220 American Government and Politics
Spring, 2000

Kenneth Janda, Instructor

Week 5: Elite-Mass Linkage
Lecture 1: Varieties of Electoral Systems

April 24


Differences between the US and Europe in institutional mechanisms

  • Trias Politica (defined in Slomp, 50-51)
    • Latin for the executive, judicial, and executive powers of government
    • These powers are separate in the US
    • They are united in Europe
      • The European style of democracy is "parliamentary democracy"
      • The executive resides in parliament, which is dominant
      • The judiciary plays a limited role, with limited powers of judicial review, if any.
  • Parliamentary elections are the important elections in Europe
    • They are general elections in the sense that they choose all seats in the national parliament
    • They usually don't choose regional or local offices
    • They are usually unpredictable, so not carefully planned in advance.
    • They usually require only a simple choice by the voter.
    • The electoral systems themselves vary widely
      • Only Britain has a system remorely similar to ours.
      • The basic difference is between electoral systems that emphasize majority representation
        • United States
        • Britain
        • To a lesser extent, France
      • And electoral systems that try to achieve proportional representation
    • To explain differences in methods of voting, we must first consider district magnitude--the number of members elected to parliament from each district

SINGLE-MEMBER DISTRICTS: Only one representative is elected from each district.

  • Simple plurality vote ("first-past-the-post"):
    • The candidate who receives the largest number of votes wins.
    • I.e., a person may win with less than a majority.
    • [The U.S. & Britain use this system.]
  • Majority vote:
    • Requires a majority of the vote (50% plus 1) to win.
    • May require repeated ballots to produce a winner.
    • Simple plurality usually decides the second ballot:
      • If no candidate wins a majority on the first round, a second vote is taken (usually within a couple of weeks) and the plurality rule applies.
      • [France and Russia use this. Similar to the run-off primary in the south.]
  • Alternative vote:
    • The voter indicates a 1st choice, 2nd choice, and so on.
    • [Used in Australia]
  • Approval voting:
    • Voters vote for all the candidates they prefer, without ranking choices.
    • [A recent favorite of some political scientists.]

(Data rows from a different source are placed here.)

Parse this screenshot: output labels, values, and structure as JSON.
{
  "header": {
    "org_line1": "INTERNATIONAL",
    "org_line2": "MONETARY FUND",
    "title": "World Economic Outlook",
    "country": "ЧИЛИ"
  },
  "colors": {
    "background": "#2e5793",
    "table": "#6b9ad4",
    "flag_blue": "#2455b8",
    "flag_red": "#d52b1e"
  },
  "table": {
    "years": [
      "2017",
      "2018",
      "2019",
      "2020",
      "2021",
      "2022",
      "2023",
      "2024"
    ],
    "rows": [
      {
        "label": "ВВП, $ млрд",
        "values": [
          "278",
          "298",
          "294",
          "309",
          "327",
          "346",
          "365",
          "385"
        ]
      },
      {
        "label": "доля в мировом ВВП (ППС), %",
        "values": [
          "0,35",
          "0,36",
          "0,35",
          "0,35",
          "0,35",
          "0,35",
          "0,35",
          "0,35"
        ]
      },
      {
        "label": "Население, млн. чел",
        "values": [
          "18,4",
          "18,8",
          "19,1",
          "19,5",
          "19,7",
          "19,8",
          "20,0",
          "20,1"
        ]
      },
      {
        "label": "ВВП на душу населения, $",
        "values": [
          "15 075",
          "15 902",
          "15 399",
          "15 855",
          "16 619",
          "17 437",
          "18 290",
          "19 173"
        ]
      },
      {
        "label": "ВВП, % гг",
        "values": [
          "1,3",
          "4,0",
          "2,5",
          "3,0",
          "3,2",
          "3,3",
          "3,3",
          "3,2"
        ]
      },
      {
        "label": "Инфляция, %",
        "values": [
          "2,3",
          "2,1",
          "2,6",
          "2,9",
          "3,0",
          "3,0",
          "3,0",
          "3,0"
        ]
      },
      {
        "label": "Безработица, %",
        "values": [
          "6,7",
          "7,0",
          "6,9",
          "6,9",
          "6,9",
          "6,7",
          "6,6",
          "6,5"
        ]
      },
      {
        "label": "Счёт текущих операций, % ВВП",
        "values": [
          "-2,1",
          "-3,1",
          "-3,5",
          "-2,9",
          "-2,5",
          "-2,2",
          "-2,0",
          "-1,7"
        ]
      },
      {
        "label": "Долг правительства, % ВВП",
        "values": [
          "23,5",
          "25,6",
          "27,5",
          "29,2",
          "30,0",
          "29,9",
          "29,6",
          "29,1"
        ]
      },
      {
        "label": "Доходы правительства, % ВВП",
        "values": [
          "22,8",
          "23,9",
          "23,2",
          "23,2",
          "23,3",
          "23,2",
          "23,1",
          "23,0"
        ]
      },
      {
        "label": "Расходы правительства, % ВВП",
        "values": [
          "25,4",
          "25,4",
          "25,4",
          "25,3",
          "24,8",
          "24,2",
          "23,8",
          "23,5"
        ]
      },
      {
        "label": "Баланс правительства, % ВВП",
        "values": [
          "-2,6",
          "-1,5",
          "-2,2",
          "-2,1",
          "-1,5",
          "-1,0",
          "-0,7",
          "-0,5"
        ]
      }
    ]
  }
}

MULTI-MEMBER DISTRICTS: N representatives are elected in each district (where N > 1).

  • Simple plurality vote:
    • The N candidates who receive the most votes win.
    • This usually results in one party sweeping all the seats to be elected.
    • [Used in 1964 to elect 177 members to the Illinois House of Representatives.
      • Each party agreed to nominate 118 candidates (2/3 of the House of 177).
      • The Democrats won all 118 from their list.
      • he Republicans elected the top 59 from their list.
  • Methods for ensuring some minority representation:
    • Single vote:
      • Every voter is given only one vote.
      • A concerted minority can elect one of the N candidates if can reach the Droop quota:
      • Droop quota =
        size of the electorate

        + 1

        N + 1
    • Limited vote:
      • The voters are given more than one vote but a number less than the number of candidates to be elected. [
      • Used perviously in Japan.]
    • Cumulative vote:
      • Each voter has N votes, and these votes may all be cast for one candidate or apportioned among the candidates.
      • [Used in Illinois until 1970.]
    • Extra votes:
      • This is the logical conclusion of the possibilities:
      • each voter has more than N votes, which can be apportioned as the voter wishes.
      • [Because this method is possible, it's probably used somewhere.]
  • Methods for producing proportional reporesentation (called PR).
    • List systems:
      • Each party offers a list of N candidates for the N seats elected in the district.
        • In some countries (e.g., in Israel and Holland), the entire country is the district.
        • In other countries, districts may range in size from 5 to 20 or so.
        • But multi-member districts are needed for list PR.
      • The voter chooses the party rather than the candidates.
      • Seats are awarded to parties in proportion to the popular vote they receive.
      • Hence, the term proportional representation.
      • [Used in most European countries.]
    • Mixed systems:
      • Part elected in single-member districts using simple plurality rule.
      • Part of the parliament elected in multi-member districts using a list system
      • Seats are awarded to parties in parliament according to the proportion of votes won in the list voting.
        • All candidates who won in districts are seated.
        • Other candidates are chosen from the top of party lists to round out the membership.
      • [Used in Germany, Hungary, and Russia]
    • Single transferable vote (STV)
      • As in the alternative vote, voters express preferences among candidates by ranking them.
      • Each candidate who gets enough votes to surpass the Droop Quota is elected.
      • The candidates' second preferences are distributed among the remaining candidates.
      • As each candidate, surpasses the Droop quota, that candidate is elected, and the candidate's "extra" votes are distributed among the remaining candidates.
      • If no one else gets enough to surpass the Droop Quota after each counting,
        • the candidate with the lowest number of votes is dropped and
        • that candidate's second preferences are distributed among the remaining candidates, and so forth.